2. Which live-NE startup or game-start function establishes the stock `1478:6611/6613` root when `-u` is not used?
3. What exact source/container format does the `-u` loader expect on disk or in resources beyond the filename family `eusecode.flx`, and how does that map onto the `0x14`-byte owner-resource helper plus the `0x1319`-byte runtime object?
4. Does the replacement need to be a full archive, or can the loader tolerate a narrower-but-still-valid subset?
5. Are there any startup-visible sanity checks that reject malformed but syntactically valid usecode containers?

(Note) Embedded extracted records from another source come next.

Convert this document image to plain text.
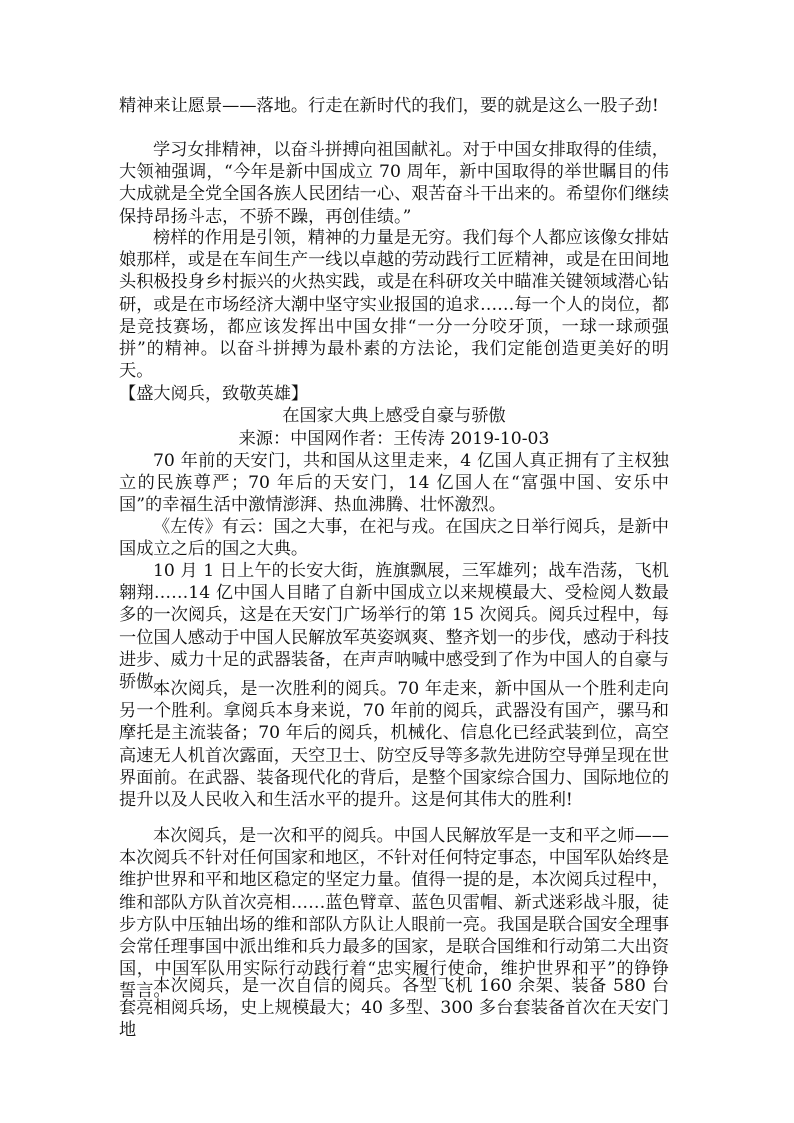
精神来让愿景——落地。行走在新时代的我们，要的就是这么一股子劲!

学习女排精神，以奋斗拼搏向祖国献礼。对于中国女排取得的佳绩，大领袖强调，“今年是新中国成立 70 周年，新中国取得的举世瞩目的伟大成就是全党全国各族人民团结一心、艰苦奋斗干出来的。希望你们继续保持昂扬斗志，不骄不躁，再创佳绩。”

榜样的作用是引领，精神的力量是无穷。我们每个人都应该像女排姑娘那样，或是在车间生产一线以卓越的劳动践行工匠精神，或是在田间地头积极投身乡村振兴的火热实践，或是在科研攻关中瞄准关键领域潜心钻研，或是在市场经济大潮中坚守实业报国的追求……每一个人的岗位，都是竞技赛场，都应该发挥出中国女排“一分一分咬牙顶，一球一球顽强拼”的精神。以奋斗拼搏为最朴素的方法论，我们定能创造更美好的明天。

【盛大阅兵，致敬英雄】

在国家大典上感受自豪与骄傲

来源：中国网作者：王传涛 2019-10-03

70 年前的天安门，共和国从这里走来，4 亿国人真正拥有了主权独立的民族尊严；70 年后的天安门，14 亿国人在“富强中国、安乐中国”的幸福生活中激情澎湃、热血沸腾、壮怀激烈。

《左传》有云：国之大事，在祀与戎。在国庆之日举行阅兵，是新中国成立之后的国之大典。

10 月 1 日上午的长安大街，旌旗飘展，三军雄列；战车浩荡，飞机翱翔……14 亿中国人目睹了自新中国成立以来规模最大、受检阅人数最多的一次阅兵，这是在天安门广场举行的第 15 次阅兵。阅兵过程中，每一位国人感动于中国人民解放军英姿飒爽、整齐划一的步伐，感动于科技进步、威力十足的武器装备，在声声呐喊中感受到了作为中国人的自豪与骄傲。

本次阅兵，是一次胜利的阅兵。70 年走来，新中国从一个胜利走向另一个胜利。拿阅兵本身来说，70 年前的阅兵，武器没有国产，骡马和摩托是主流装备；70 年后的阅兵，机械化、信息化已经武装到位，高空高速无人机首次露面，天空卫士、防空反导等多款先进防空导弹呈现在世界面前。在武器、装备现代化的背后，是整个国家综合国力、国际地位的提升以及人民收入和生活水平的提升。这是何其伟大的胜利!

本次阅兵，是一次和平的阅兵。中国人民解放军是一支和平之师——本次阅兵不针对任何国家和地区，不针对任何特定事态，中国军队始终是维护世界和平和地区稳定的坚定力量。值得一提的是，本次阅兵过程中，维和部队方队首次亮相……蓝色臂章、蓝色贝雷帽、新式迷彩战斗服，徒步方队中压轴出场的维和部队方队让人眼前一亮。我国是联合国安全理事会常任理事国中派出维和兵力最多的国家，是联合国维和行动第二大出资国，中国军队用实际行动践行着“忠实履行使命，维护世界和平”的铮铮誓言。

本次阅兵，是一次自信的阅兵。各型飞机 160 余架、装备 580 台套亮相阅兵场，史上规模最大；40 多型、300 多台套装备首次在天安门地
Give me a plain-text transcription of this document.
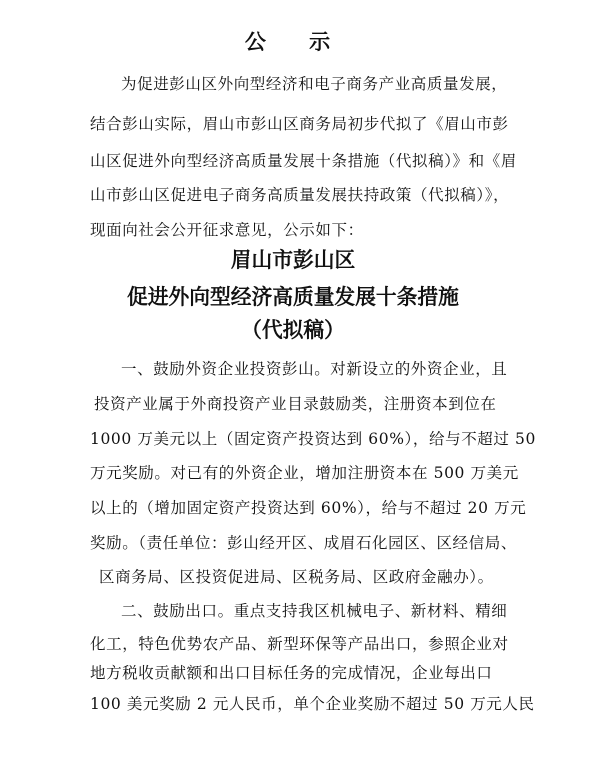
公 示
为促进彭山区外向型经济和电子商务产业高质量发展，
结合彭山实际，眉山市彭山区商务局初步代拟了《眉山市彭
山区促进外向型经济高质量发展十条措施（代拟稿）》和《眉
山市彭山区促进电子商务高质量发展扶持政策（代拟稿）》，
现面向社会公开征求意见，公示如下：
眉山市彭山区
促进外向型经济高质量发展十条措施
（代拟稿）
一、鼓励外资企业投资彭山。对新设立的外资企业，且
投资产业属于外商投资产业目录鼓励类，注册资本到位在
1000 万美元以上（固定资产投资达到 60%），给与不超过 50
万元奖励。对已有的外资企业，增加注册资本在 500 万美元
以上的（增加固定资产投资达到 60%），给与不超过 20 万元
奖励。（责任单位：彭山经开区、成眉石化园区、区经信局、
区商务局、区投资促进局、区税务局、区政府金融办）。
二、鼓励出口。重点支持我区机械电子、新材料、精细
化工，特色优势农产品、新型环保等产品出口，参照企业对
地方税收贡献额和出口目标任务的完成情况，企业每出口
100 美元奖励 2 元人民币，单个企业奖励不超过 50 万元人民
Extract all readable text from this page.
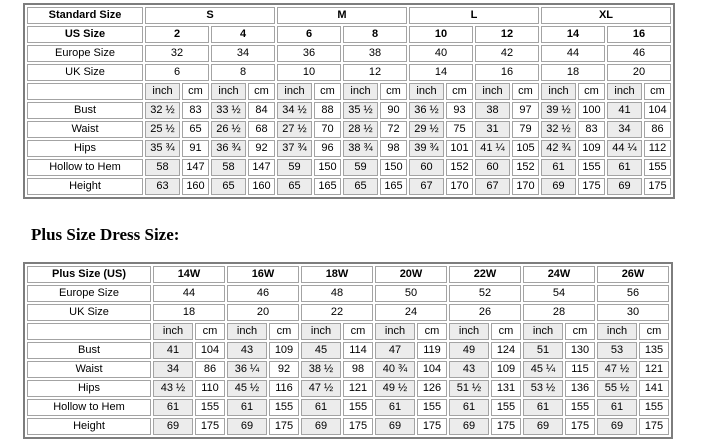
Standard Size	S				M				L				XL			
US Size	2		4		6		8		10		12		14		16	
Europe Size	32		34		36		38		40		42		44		46	
UK Size	6		8		10		12		14		16		18		20	
	inch	cm	inch	cm	inch	cm	inch	cm	inch	cm	inch	cm	inch	cm	inch	cm
Bust	32 ½	83	33 ½	84	34 ½	88	35 ½	90	36 ½	93	38	97	39 ½	100	41	104
Waist	25 ½	65	26 ½	68	27 ½	70	28 ½	72	29 ½	75	31	79	32 ½	83	34	86
Hips	35 ¾	91	36 ¾	92	37 ¾	96	38 ¾	98	39 ¾	101	41 ¼	105	42 ¾	109	44 ¼	112
Hollow to Hem	58	147	58	147	59	150	59	150	60	152	60	152	61	155	61	155
Height	63	160	65	160	65	165	65	165	67	170	67	170	69	175	69	175
Plus Size Dress Size:
Plus Size (US)	14W		16W		18W		20W		22W		24W		26W	
Europe Size	44		46		48		50		52		54		56	
UK Size	18		20		22		24		26		28		30	
	inch	cm	inch	cm	inch	cm	inch	cm	inch	cm	inch	cm	inch	cm
Bust	41	104	43	109	45	114	47	119	49	124	51	130	53	135
Waist	34	86	36 ¼	92	38 ½	98	40 ¾	104	43	109	45 ¼	115	47 ½	121
Hips	43 ½	110	45 ½	116	47 ½	121	49 ½	126	51 ½	131	53 ½	136	55 ½	141
Hollow to Hem	61	155	61	155	61	155	61	155	61	155	61	155	61	155
Height	69	175	69	175	69	175	69	175	69	175	69	175	69	175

6. What is the smallest safe experimental replacement that can prove the runtime path end-to-end without destabilizing unrelated startup systems?
## Recommended Next Steps
1. Close the remaining Filespec semantics for `s_usecode`: confirm which directory/alias forms `Filespec_GetFullPath` accepts in this call shape.
2. Identify the live-NE stock-runtime initialization site that seeds `1478:6611/6613` when `-u` is absent.
3. Continue walking `entity_vm_runtime_create` / `entity_vm_runtime_owner_resource_create` so more of the `0x26`-stride slot records and the owner/helper object fields are named concretely.
4. Compare the resolved runtime root against known EUSECODE/USECODE container structure to decide whether `-u` expects a full FLEX-style archive or another packaging layer.
5. Design the smallest conservative replacement experiment, ideally one structurally complete archive with one intentionally changed low-risk class/event body.
6. Tie that future experiment back to the current parser/export pipeline so reconstructed bodies can eventually be runtime-tested through `-u`.